The Tupac Shakur museum faces a lawsuit
Tupac Shakur was one of the most prolific writers in hip hop history. For many fans around the world, he was the living embodiment of West Coast gangster rap.
A new museum in downtown LA seeks to demystify the man behind the art while celebrating the legacy of a superstar whose life was cut short.
In an interview for “LA Times Today,” writer Kenan Drauhorne spoke to host Lisa McRee about the museum and the legal battle over who should own its contents.
“Tupac was one of the most prolific rappers of the 90s. His mother was a Black Panther, so that kind of informed a lot of his early worldview,” Drauhorne said. of that in his music. Very passionate storyteller, very lively lyricist. Even after his death in 1996, people of my generation still go back to Tupac. People who were alive at the time will always defend him as one of the best artists I think once a year or so we get a new list of top rappers, and Tupac is always somewhere in that top 10. He’s highly regarded as one of the most original rappers that we have ever had.
Tupac’s death in 1996 did not end his career.
“There were posthumous albums. Even though he is dead, they are still able to put [recorded music] out for the fans. Her poetry book ‘The Rose That Sprouted From Concrete’ came out a few years after her death,” Draughorne explained. “That poetry hadn’t really been published during his lifetime, so it was kind of a way for people to see another side of Tupac. There was a movie, a biopic that was made about him and which came out in 2012. And then, of course, at Coachella not too long ago, Dr. Dre and Snoop Dogg released Tupac’s hologram, which was probably one of the most memorable moments in Coachella. such a legendary music festival. And now, the museum.
Drauhorne talked about the new museum and what fans can see on display.
“The idea of the museum has been in the works for some time. [Tupac’s] my mom wanted to start a museum to let fans know about the other sides of Tupac behind the music,” Drauhorne said. “But she passed away in 2016, so the rest of the field kind of moved on, preserving the artifacts, keeping everything, trying to tell the full story of Tupac. It took probably eight years of preparation, but it’s finally here in its own custom home in downtown Los Angeles.
The creation of the museum was not without controversy. Tupac’s sister, Sekyiwa Shakur, is pursuing the estate. Drauhorne explained why.
“Basically, Tupac didn’t leave a will when he died, so all of his assets went to his mother, Afeni, who then had a will written,” Drauughorne explained. “But after Afeni’s death, Sekyiwa was supposed to recover the vast majority of not only her mother’s property, but Tupac’s as well. She says the administrator, Tom Whalley, did not turn over the items Tupac has. She says he didn’t really give her proper accounting, so she’s not sure how much money is coming in and how much he should get. There has been a dispute for some time, but they filed a lawsuit in January, a few weeks before the museum opened. A lot of this content is being sued.”
It is not uncommon for an artist’s estate to grow even after his death.

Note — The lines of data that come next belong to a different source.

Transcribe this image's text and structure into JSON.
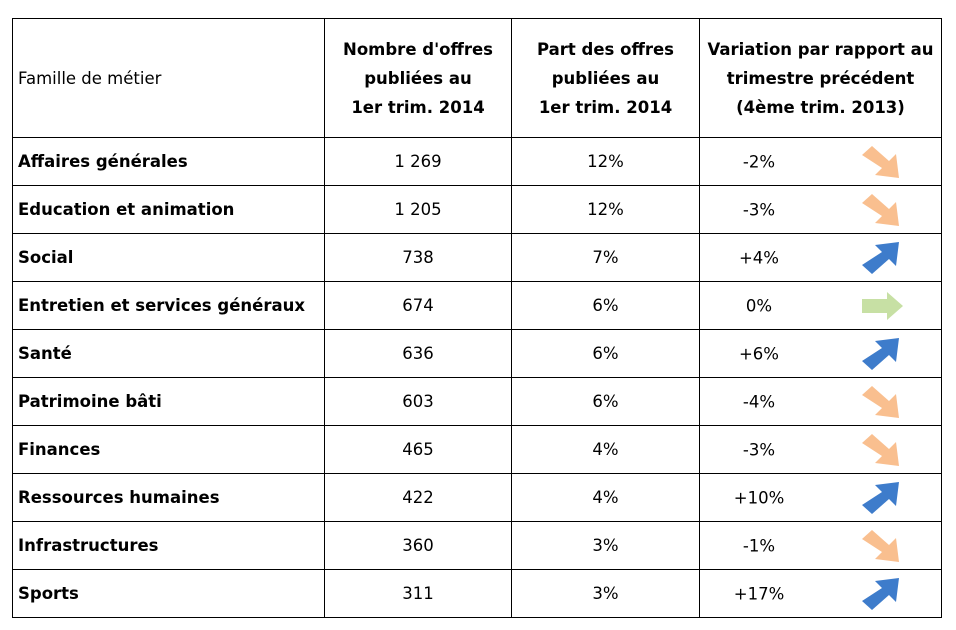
{
  "table": {
    "headers": [
      "Famille de métier",
      [
        "Nombre d'offres",
        "publiées au",
        "1er trim. 2014"
      ],
      [
        "Part des offres",
        "publiées au",
        "1er trim. 2014"
      ],
      [
        "Variation par rapport au",
        "trimestre précédent",
        "(4ème trim. 2013)"
      ]
    ],
    "rows": [
      {
        "family": "Affaires générales",
        "count": "1 269",
        "share": "12%",
        "variation": "-2%",
        "trend": "down"
      },
      {
        "family": "Education et animation",
        "count": "1 205",
        "share": "12%",
        "variation": "-3%",
        "trend": "down"
      },
      {
        "family": "Social",
        "count": "738",
        "share": "7%",
        "variation": "+4%",
        "trend": "up"
      },
      {
        "family": "Entretien et services généraux",
        "count": "674",
        "share": "6%",
        "variation": "0%",
        "trend": "flat"
      },
      {
        "family": "Santé",
        "count": "636",
        "share": "6%",
        "variation": "+6%",
        "trend": "up"
      },
      {
        "family": "Patrimoine bâti",
        "count": "603",
        "share": "6%",
        "variation": "-4%",
        "trend": "down"
      },
      {
        "family": "Finances",
        "count": "465",
        "share": "4%",
        "variation": "-3%",
        "trend": "down"
      },
      {
        "family": "Ressources humaines",
        "count": "422",
        "share": "4%",
        "variation": "+10%",
        "trend": "up"
      },
      {
        "family": "Infrastructures",
        "count": "360",
        "share": "3%",
        "variation": "-1%",
        "trend": "down"
      },
      {
        "family": "Sports",
        "count": "311",
        "share": "3%",
        "variation": "+17%",
        "trend": "up"
      }
    ]
  },
  "icons": {
    "down": "arrow-down-right-icon",
    "up": "arrow-up-right-icon",
    "flat": "arrow-right-icon"
  },
  "colors": {
    "down": "#F9BF8F",
    "up": "#3E7CCB",
    "flat": "#C7E0A4",
    "border": "#000000"
  }
}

“There’s a lot of popularity in the back catalog, especially right now,” Drauughorne explained. “I wrote in the article that 70% of all music listened to now is music that hasn’t been released in the last 18 months. So there’s a lot of value there. There’s always an attachment fans will have when their favorite artist gets passed over. They want to try to keep the memories they left behind. As for the frequency of these kinds of lawsuits, it’s quite common. Many artists are more creative than logistical, so they may not have a clear will when they pass. In this specific case, there’s a line in there that says Sekyiwa is supposed to get all the property that’s not held for investment. On the estate side, they say all of his prized possessions have investment value. They use that as a reason. So even when there is a clear will, there can still be disputes.
The parties are currently in negotiation. Drauughorne said the dispute should not affect the opening of Tupac’s pop-up museum.
“I don’t think it will have an impact on the museum itself. It’s already there,” Drauhorne said. “This continued throughout the creation of the museum. I think the museum, which will be here until May, will still be operational. Fans can still see the letters, the clothes, all that stuff. In terms of timing, I don’t know exactly how it’s going to be resolved. They could just settle it out of court. They could let the whole process unfold. [One of the lawyers] said they are currently in the process of trying to divide the estate and trying to see what will be held. From Sekyiwa’s side of course, they said they were a bit frustrated… Afeni died in 2016 and it still goes on. So there’s some frustration, but I guess now that the lawsuit has been filed, it’s probably going to speed up a bit. Hopefully, as soon as possible, they can return to a peaceful understanding. »
The Tupac Shakur exhibit “Wake Me When I’m Free” is now open at LA Live.